Me apasiona pensar que somos la última generación que habrá vivido el antes y el después de Internet. Pienso en muchas ocasiones qué hubiera sido de nosotros y nosotras sin haber dispuesto de una tecnología y unas compañías que nos han traído tanta información, conexión y automatización.

Igualmente pienso qué sucederá el día que alguna de estas empresas, ahora tan boyantes, puedan quebrar. Tradicionalmente, cuando una empresa cerraba, se procedía a la liquidación de sus activos. Un proceso concursal trataba de saldar deudas con sus acreedores a través de la valoración y entrega de edificios, maquinaria, cartera de clientes, etc. Es decir, vender lo que tienen al mejor precio posible para compensar a los que en su día le prestaron dinero para operar e invertir. Como ven, una lógica muy física, si me permiten el término. Nos resulta fácil imaginarnos cómo se produce el intercambio de deuda por esos activos.

Pero, ¿qué pasará el día que Facebook, WhatsApp, Uber o Spotify quiebren? Atesoran una bestialidad de datos, cuyo valor y capacidad de utilización creo que ni ellas mismas son capaces de imaginar. Pero, aún más importante: muchos de estos datos están regulados por normas de protección de índole personal. Es decir, activos con una serie de derechos fundamentales de la ciudadanía implicados. No pueden venderse o subastarse solo al mejor precio posible, dado que hay otros condicionantes. Se nos podría ocurrir, por ejemplo, que los datos que han ido construyendo de sus usuarios y clientes (no siempre la misma persona), pudieran tener que devolverlos a la persona que los creó. Pero esto no es tan fácilmente atribuible. ¿Qué pasa cuando se trate de datos que dependen de una comunidad de usuarios? ¿le damos a todos lo de todos?

Todavía ningún gigante de Internet ha tenido estos problemas. En nuestro entorno, Tuenti pueda resultar el caso más cercano. Los que crecimos con esta red social, que llegó a plantar cara muy seriamente a Facebook en España, recibimos un día un correo con la información de cierre de la compañía. Ahí teníamos fotografías, comentarios, mensajes, etc. Nos invitaba a descargarnos todo nuestro legado digital. Pero, ¿se habrá borrado de todos los servidores donde llegó a estar? ¿quién más puede tener toda mi juventud subida a Tuenti?

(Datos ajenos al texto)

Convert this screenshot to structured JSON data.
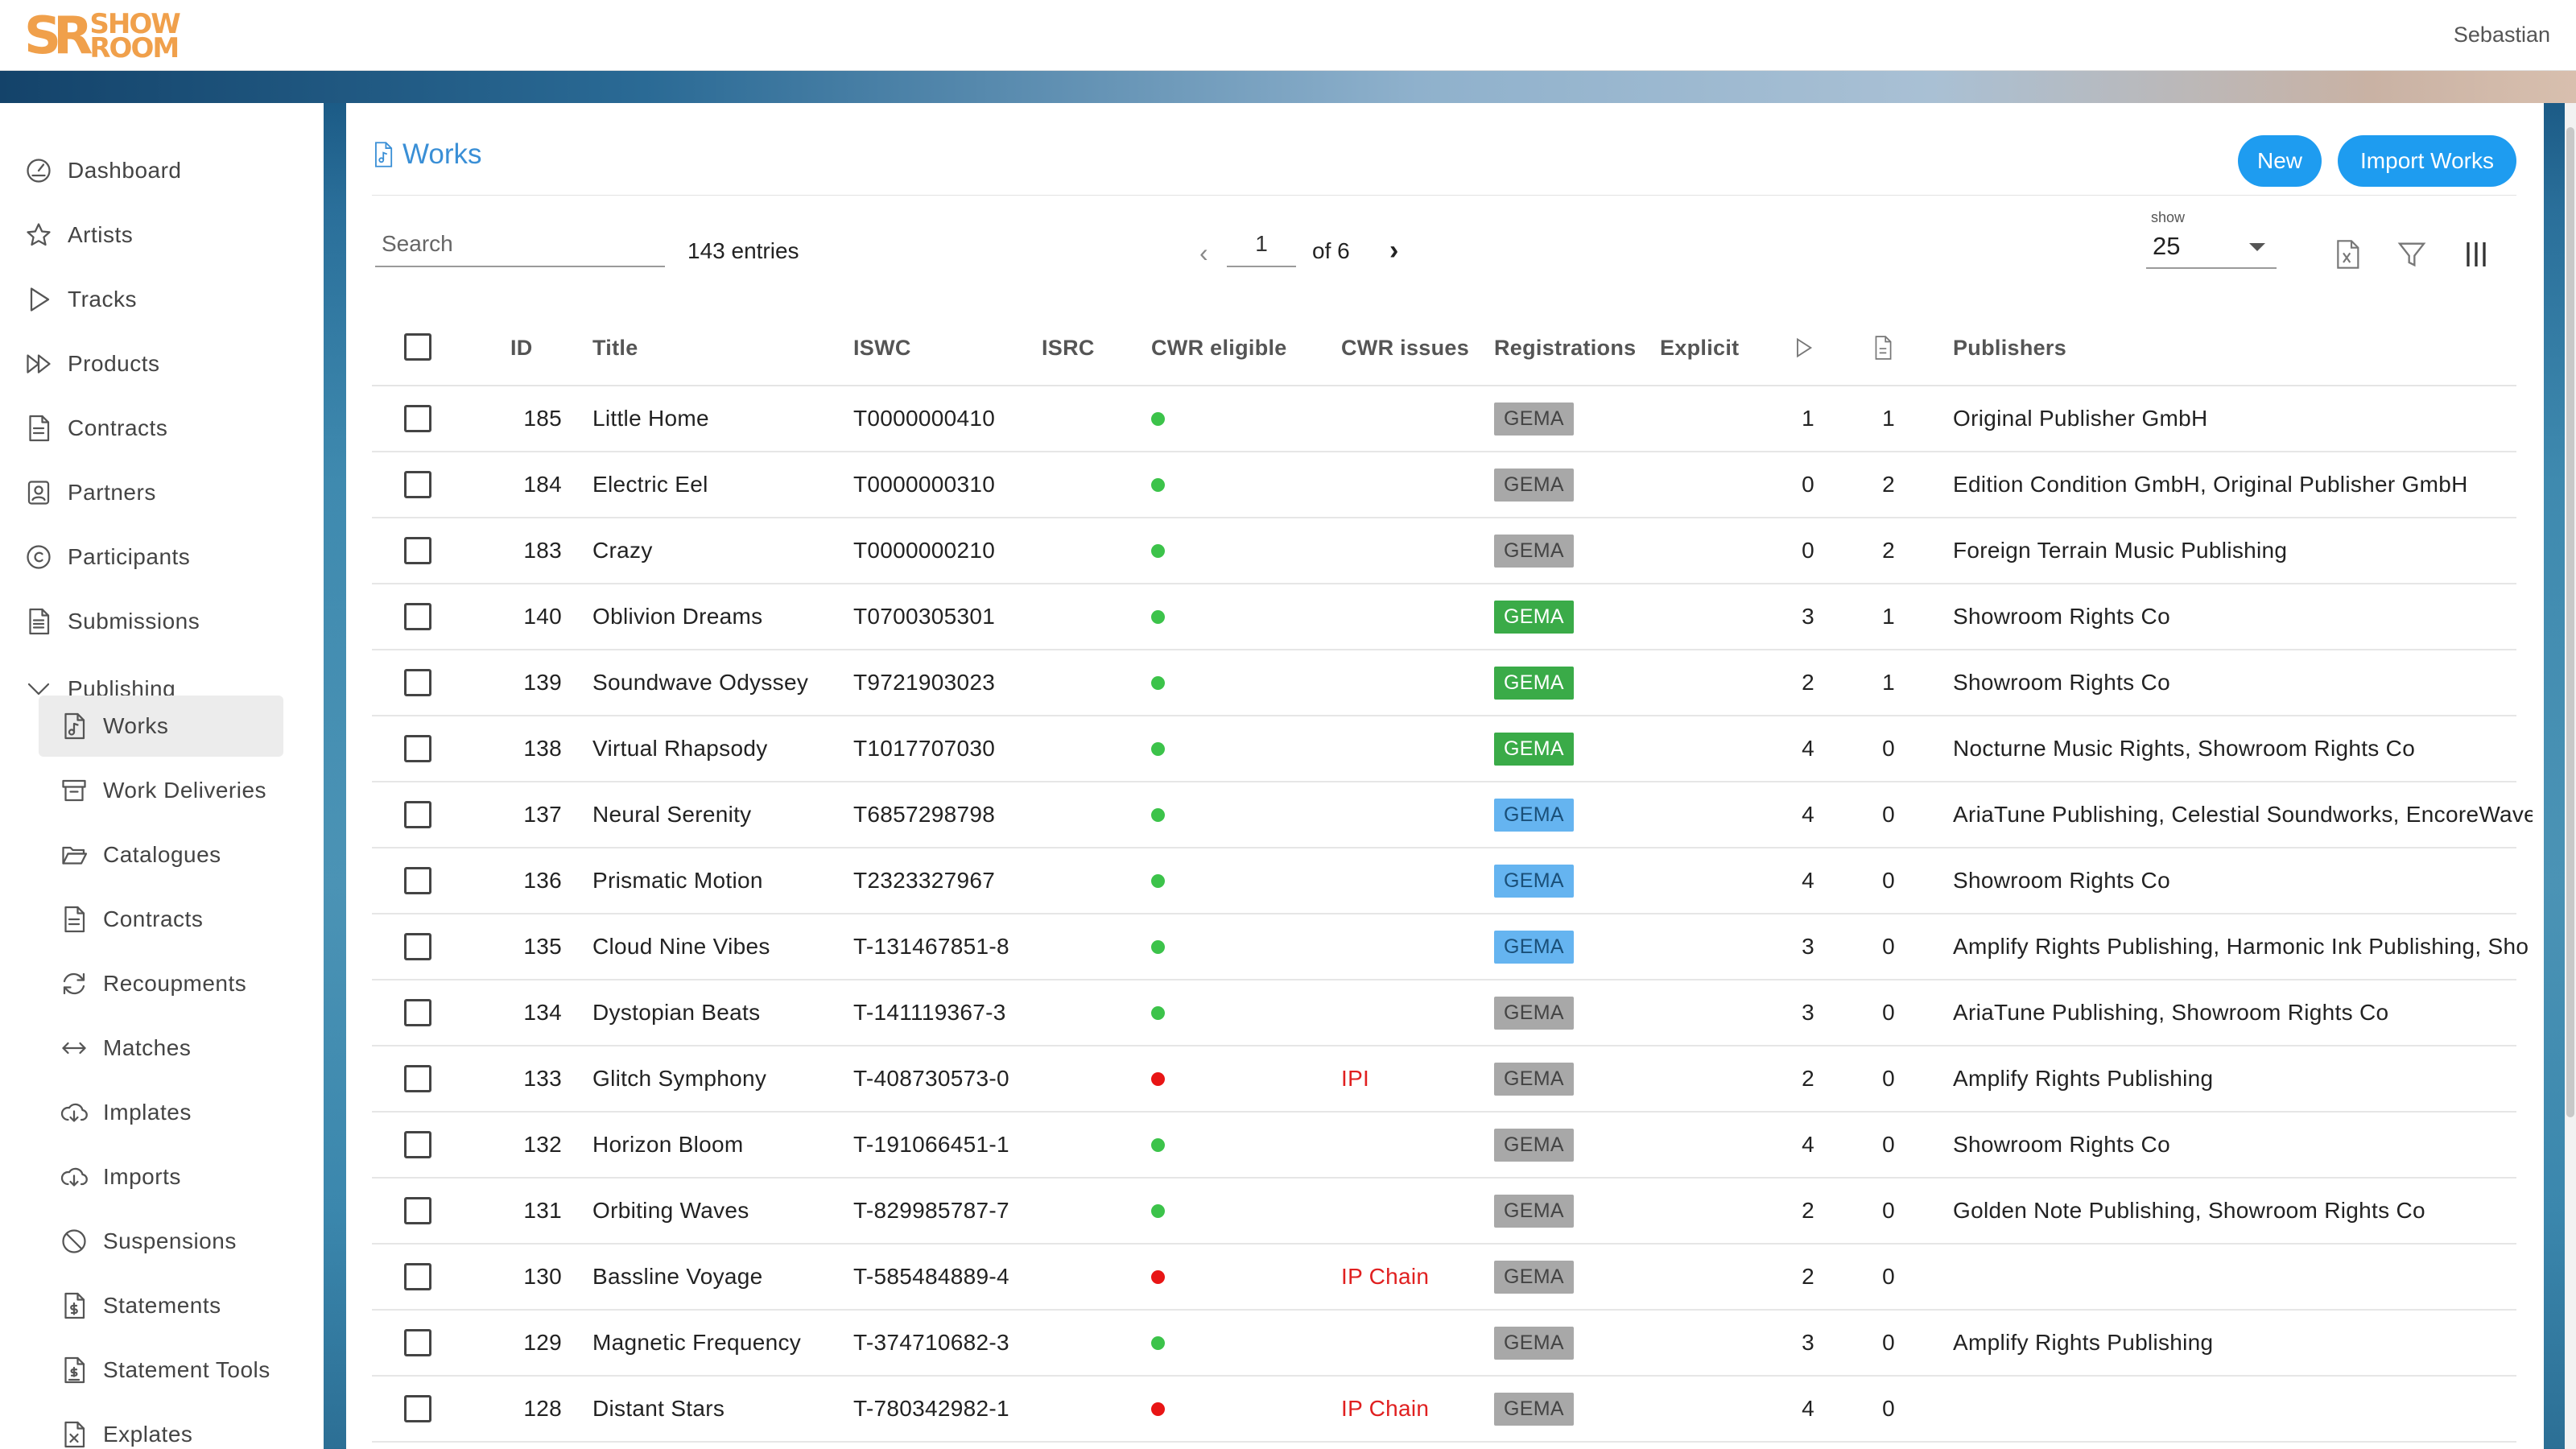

No es que quiera ahora dudar del buen hacer de Telefónica -propietaria de Tuenti-, pero sí de la facilidad con la que los datos digitales se reproducen y expanden.

Estas inquietudes me han surgido cuando he sabido que un profesor de New York llamado David Carrol ha demandado a los administradores de Cambridge Analytica -la socia de Facebook en el caso de los perfiles de las elecciones americanas-. Reclama, sin éxito aún, que le entreguen todos los datos que habían recopilado sobre él. Se trata de una demanda de devolución de datos a una empresa quebrada y cerrada. Precisamente, el contexto que introducía al comienzo. La solución está ya en manos de un juez, que puede sentar un precedente que quizás dentro de unas décadas se estudie en los libros de texto: ¿Hasta dónde tenemos los usuarios y clientes digitales derecho a reclamar nuestros datos? ¿Qué responsabilidad tienen las empresas que quiebran en ello?

Son pocas las regulaciones que actualmente existen sobre ello. El Instituto de Contadores Públicos de Inglaterra y Gales, sostiene que, simplemente, se deben congelar. No sé yo si resulta un oxímoron mezclar un activo digital y su congelación, dada su naturaleza ágil, volátil, líquida y veloz.

Quizás entonces nos falte una nueva figura. Por ejemplo, la del acreedor de datos. Un agente que pueda ejercer sus derechos como lo hacen los bancos en estos procesos. No es fácil definir esta figura, claro. Porque entonces, ¿también debiéramos cambiar la relación entre usuario y empresa mientras ésta opere? ¿cómo se establecería el contrato de derechos y responsabilidades?

Como ven, tengo más preguntas que respuestas. De ahí que resulte apasionante pertenecer a esta generación pre y post Internet.